‘Met elkaar verhalen delen, daar kan geen therapeut tegenop’

11 november 2020
Deel dit bericht:
Kees Verkade is één van de initiatiefnemers van Veteranen Ontmoetingscentrum Westland, samen met zijn vrouw Irma Verkade zijn ze genomineerd voor de Witte Anjer Prijs 2020. Het echtpaar wordt gezien als dé drijvende kracht achter het ontmoetingscentrum door hun oneindige energie en aandacht voor veteranen, post-actieve militairen en hun dierbaren.

Kees Verkade staat in Westland weliswaar bekend als “Kees uit de zorg”, maar hij begon zijn carrière bij Defensie. Als dienstplichtige kreeg hij een brief dat hij zich moest melden. Kees: ‘Daar ga je als spijkerbroek figuurtje heen en je komt er met een groen uniform weer uit.’ De oefeningen naar Duitsland vond hij het meest interessant: ‘Alles wat je doet op zo’n oefening moet kloppen.’ Contact met zijn oude dienstmaten uit die tijd heeft hij nog steeds. Dat is ook de aanleiding geweest om zich in te gaan zetten voor veteranen: ‘We zijn contact gaan zoeken met veteranen uit onze tijd we hebben een reünie georganiseerd voor 650 man, oud personeel en partners en familie. Daar zag ik dat ik dat mensen in 1960 in dienst hadden gezetten, oude bazen kwamen elkaar na zoveel jaar tegen, prachtig om te zien.’
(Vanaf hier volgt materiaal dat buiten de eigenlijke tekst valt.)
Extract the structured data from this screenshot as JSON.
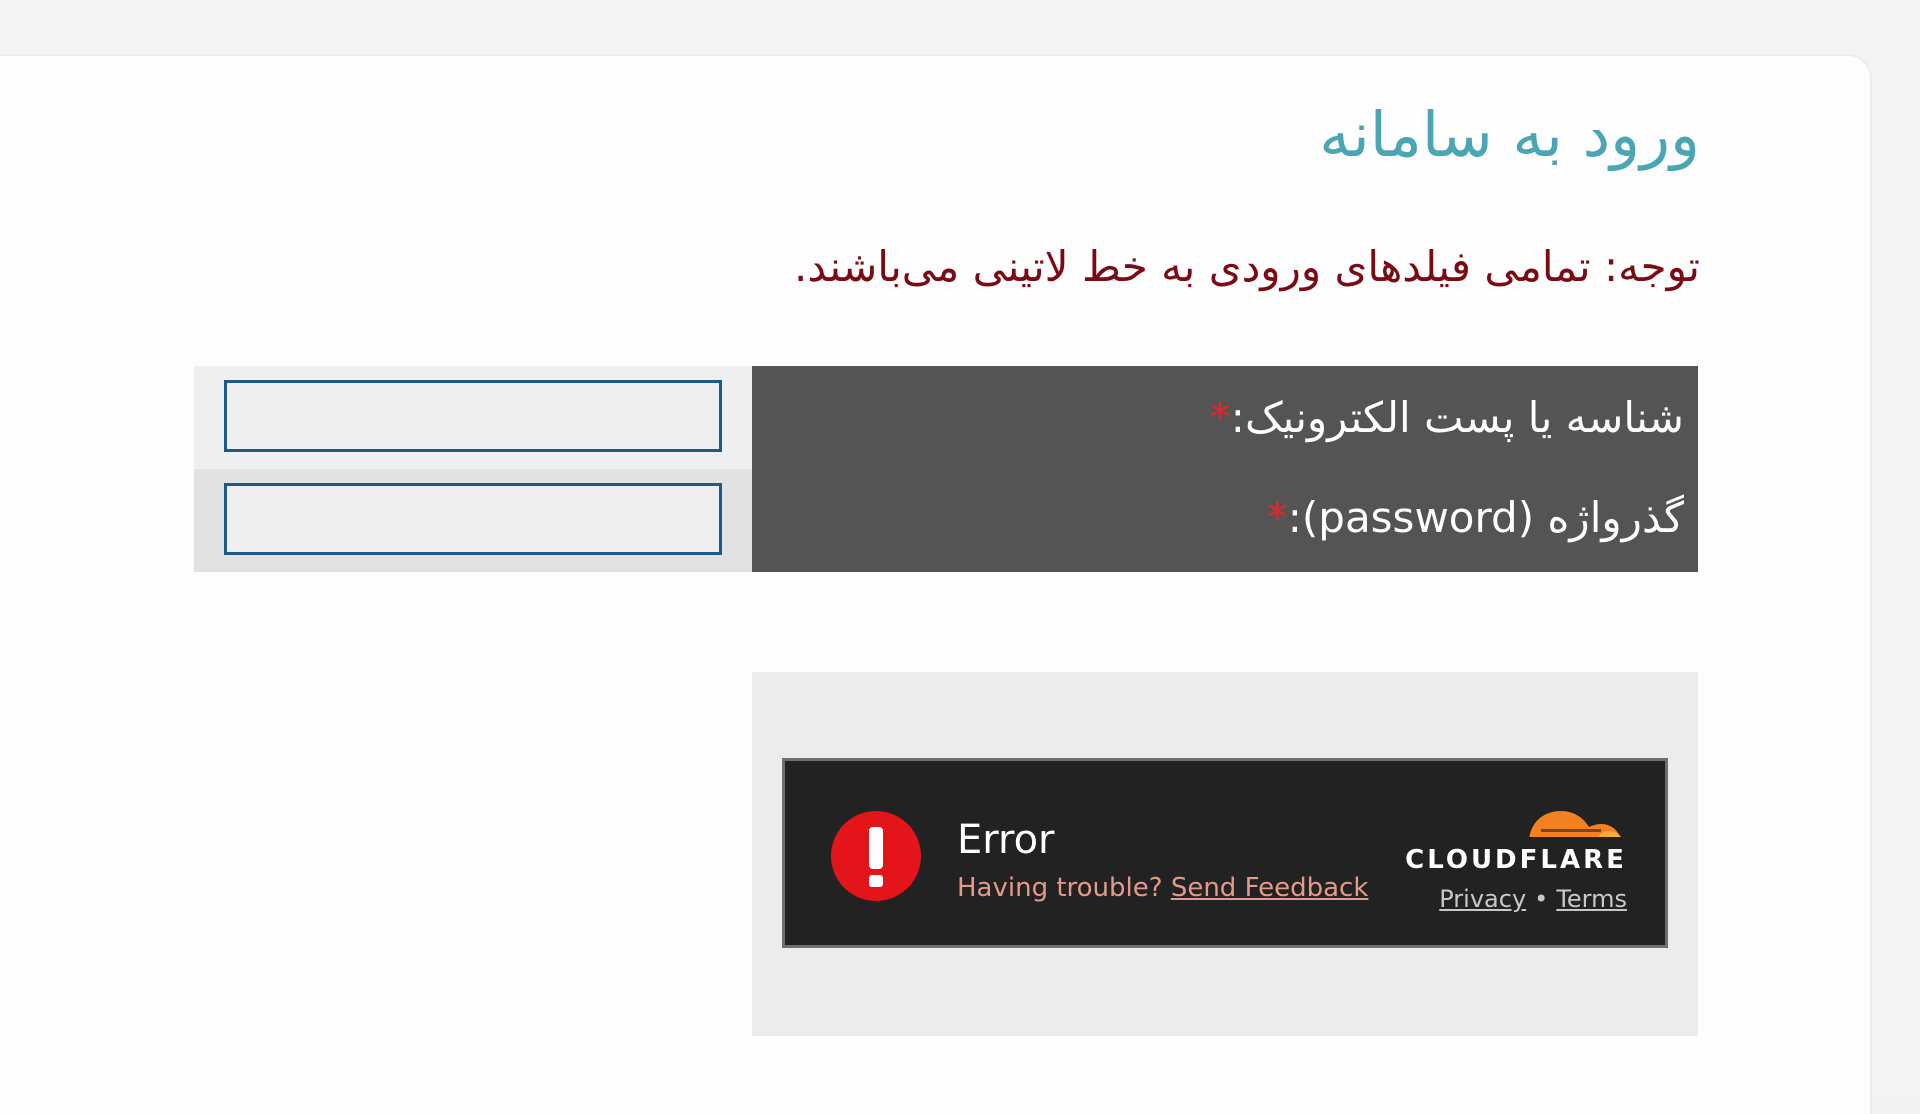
{
  "page": {
    "title": "ورود به سامانه",
    "notice": "توجه: تمامی فیلدهای ورودی به خط لاتینی می‌باشند."
  },
  "form": {
    "username_label": "شناسه یا پست الکترونیک:",
    "password_label": "گذرواژه (password):",
    "required_marker": "*",
    "username_value": "",
    "password_value": ""
  },
  "captcha": {
    "status": "Error",
    "trouble_text": "Having trouble?",
    "feedback_link": "Send Feedback",
    "brand": "CLOUDFLARE",
    "privacy_link": "Privacy",
    "separator": "•",
    "terms_link": "Terms"
  },
  "colors": {
    "title": "#4aa6b3",
    "notice": "#7a0a14",
    "label_bg": "#545454",
    "required": "#e0262d",
    "error_icon": "#e4141b",
    "cloudflare_orange": "#f48120"
  }
}
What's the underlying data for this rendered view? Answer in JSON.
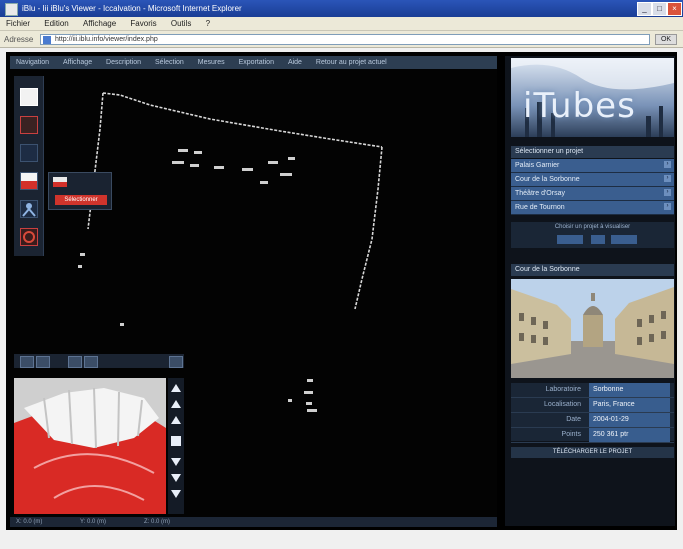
{
  "browser": {
    "title": "iBlu - Iii iBlu's Viewer - Iccalvation - Microsoft Internet Explorer",
    "menu": [
      "Fichier",
      "Edition",
      "Affichage",
      "Favoris",
      "Outils",
      "?"
    ],
    "address_label": "Adresse",
    "address_value": "http://iii.iblu.info/viewer/index.php",
    "go_label": "OK"
  },
  "app": {
    "nav": [
      "Navigation",
      "Affichage",
      "Description",
      "Sélection",
      "Mesures",
      "Exportation",
      "Aide",
      "Retour au projet actuel"
    ],
    "popup_button": "Sélectionner",
    "status": [
      "X: 0.0 (m)",
      "Y: 0.0 (m)",
      "Z: 0.0 (m)"
    ],
    "toolbar_icons": [
      "wrench-icon",
      "red-tool-icon",
      "blue-tool-icon",
      "flag-icon",
      "person-icon",
      "target-icon"
    ],
    "minimap_arrows": [
      "arrow-up-icon",
      "arrow-up-icon",
      "arrow-up-icon",
      "stop-icon",
      "arrow-down-icon",
      "arrow-down-icon",
      "arrow-down-icon"
    ]
  },
  "right": {
    "brand": "iTubes",
    "section1_title": "Sélectionner un projet",
    "projects": [
      "Palais Garnier",
      "Cour de la Sorbonne",
      "Théâtre d'Orsay",
      "Rue de Tournon"
    ],
    "pager_label": "Choisir un projet à visualiser",
    "section2_title": "Cour de la Sorbonne",
    "info": [
      {
        "k": "Laboratoire",
        "v": "Sorbonne"
      },
      {
        "k": "Localisation",
        "v": "Paris, France"
      },
      {
        "k": "Date",
        "v": "2004-01-29"
      },
      {
        "k": "Points",
        "v": "250 361 ptr"
      }
    ],
    "download": "TÉLÉCHARGER LE PROJET"
  },
  "colors": {
    "panel_blue": "#3a5e8f",
    "accent_red": "#d0342c",
    "titlebar": "#2b55b8"
  }
}
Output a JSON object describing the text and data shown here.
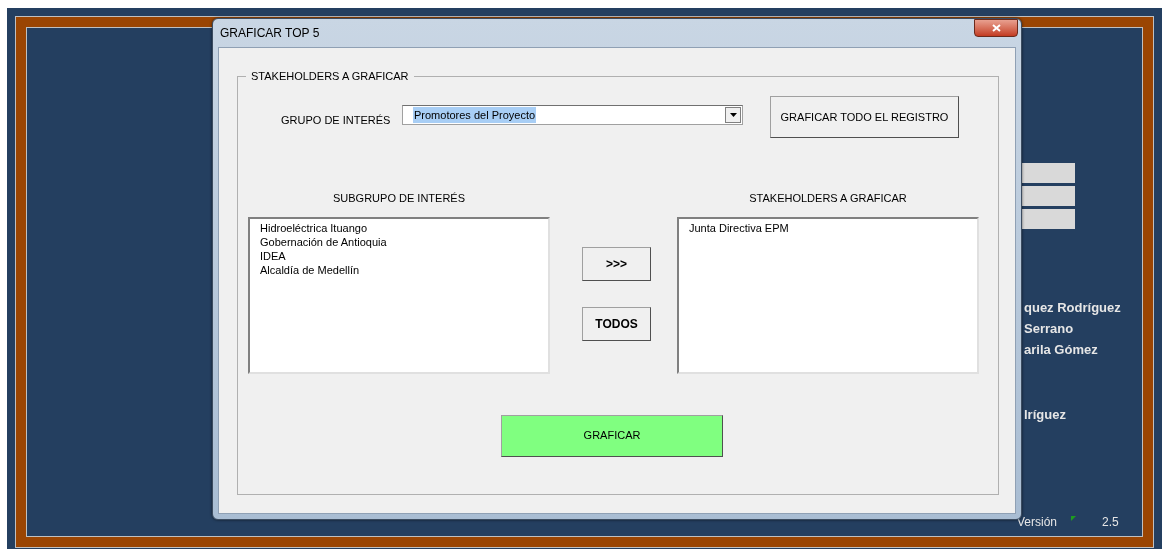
{
  "sheet": {
    "names": [
      "quez Rodríguez",
      "Serrano",
      "arila Gómez"
    ],
    "name_extra": "lríguez",
    "version_label": "Versión",
    "version": "2.5"
  },
  "window": {
    "title": "GRAFICAR TOP 5"
  },
  "group_box": {
    "title": "STAKEHOLDERS A GRAFICAR"
  },
  "interest_group": {
    "label": "GRUPO DE INTERÉS",
    "value": "Promotores del Proyecto"
  },
  "graph_all_button": "GRAFICAR TODO EL REGISTRO",
  "subgroups": {
    "title": "SUBGRUPO DE INTERÉS",
    "items": [
      "Hidroeléctrica Ituango",
      "Gobernación de Antioquia",
      "IDEA",
      "Alcaldía de Medellín"
    ]
  },
  "move_buttons": [
    ">>>",
    "TODOS"
  ],
  "selected_stakeholders": {
    "title": "STAKEHOLDERS A GRAFICAR",
    "items": [
      "Junta Directiva EPM"
    ]
  },
  "graph_button": "GRAFICAR"
}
‘Ik werkte al in de zorg en sprak in de verzorgingstehuizen een aantal veteranen. Hierdoor heb ik mij aangemeld als nuldelijn-ondersteuner, omdat je in de zorg ziet dat sommige gevallen, ook veteranen, heel schrijnend kunnen zijn. Ik vind het belangrijk om daar gehoor aan te geven. Uit deze gedachte zijn we gezamenlijk begonnen met Veteranen Ontmoetingscentrum Westland. Dit begon vijf jaar geleden, eerst heel klein in een zaaltje van het zorgcentrum waar ik werk. We haalden iedereen op, dementerend of niet, en organiseerden uitjes door geheel Nederland. Tweeënhalf jaar geleden konden we een vaste eigen plek krijgen in een ruimte van de zorginstelling Pieter van Foreest.’
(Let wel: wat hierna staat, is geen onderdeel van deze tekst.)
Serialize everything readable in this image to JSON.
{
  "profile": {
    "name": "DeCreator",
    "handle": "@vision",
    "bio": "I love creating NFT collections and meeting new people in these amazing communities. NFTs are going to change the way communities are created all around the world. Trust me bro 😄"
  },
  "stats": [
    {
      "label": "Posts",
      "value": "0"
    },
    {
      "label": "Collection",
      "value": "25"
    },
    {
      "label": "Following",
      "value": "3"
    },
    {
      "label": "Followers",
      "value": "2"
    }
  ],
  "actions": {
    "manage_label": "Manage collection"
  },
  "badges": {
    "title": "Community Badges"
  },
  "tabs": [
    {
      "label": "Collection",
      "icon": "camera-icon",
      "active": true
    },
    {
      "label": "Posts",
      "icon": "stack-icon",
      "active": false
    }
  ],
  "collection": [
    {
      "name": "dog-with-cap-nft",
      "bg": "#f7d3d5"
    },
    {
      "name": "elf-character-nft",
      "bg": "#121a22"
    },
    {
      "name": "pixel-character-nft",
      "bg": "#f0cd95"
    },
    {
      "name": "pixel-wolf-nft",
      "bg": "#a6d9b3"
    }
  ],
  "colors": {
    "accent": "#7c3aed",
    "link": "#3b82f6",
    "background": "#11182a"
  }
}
Deze ruimte heeft Kees en diversen Westlandse veteranen met behulp van eigen fondsenwerving in de regionale private sector compleet verbouwd en opgeknapt tot een ontmoetingsplek voor veteranen en oudgedienden van Defensie. Jonge én oude veteranen komen hier samen en delen verhalen. Kees: ‘Je ziet jonge veteranen hun missiefoto’s delen op de iPad en de oude veteranen laten hun foto’s zien met kartelrandjes. Andere foto’s, andere tijden, maar een veteraan blijft een veteraan.’
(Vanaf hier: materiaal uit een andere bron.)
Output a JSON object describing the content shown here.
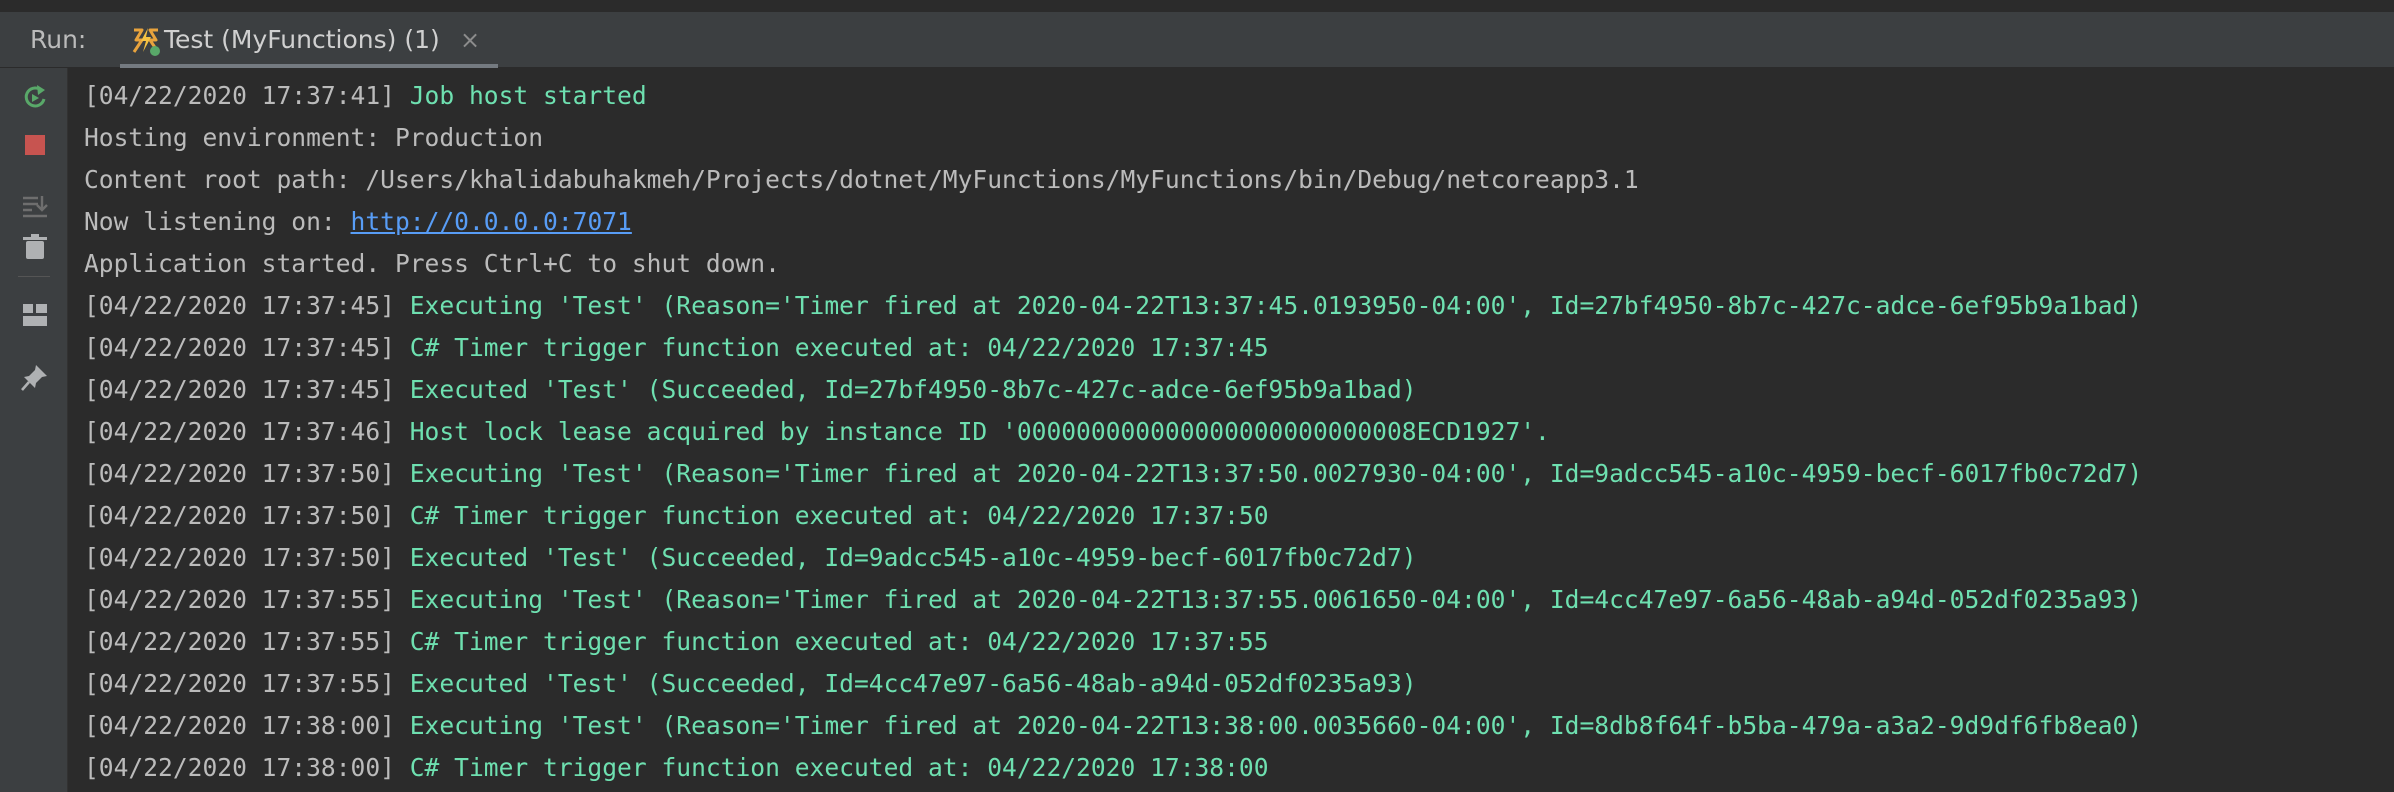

‘Wat mij na al die jaren het meest is bijgebleven? Nou, eigenlijk het kampeerweekend dat wij een paar weken geleden organiseerden. Toen hebben we een aantal veteranen meegenomen om te kamperen. Mensen die niet op vakantie konden door de coronacrisis, geldzorgen of een rugzakje hebben. Het kampvuur ging aan, de verhalen kwamen naar boven, een lach en een traan. Ik denk dat dit een weekend was waar geen therapeut tegen op kan. Zo’n band ontstaat er dan met elkaar. Oppakken en doorgaan: leave no man behind.’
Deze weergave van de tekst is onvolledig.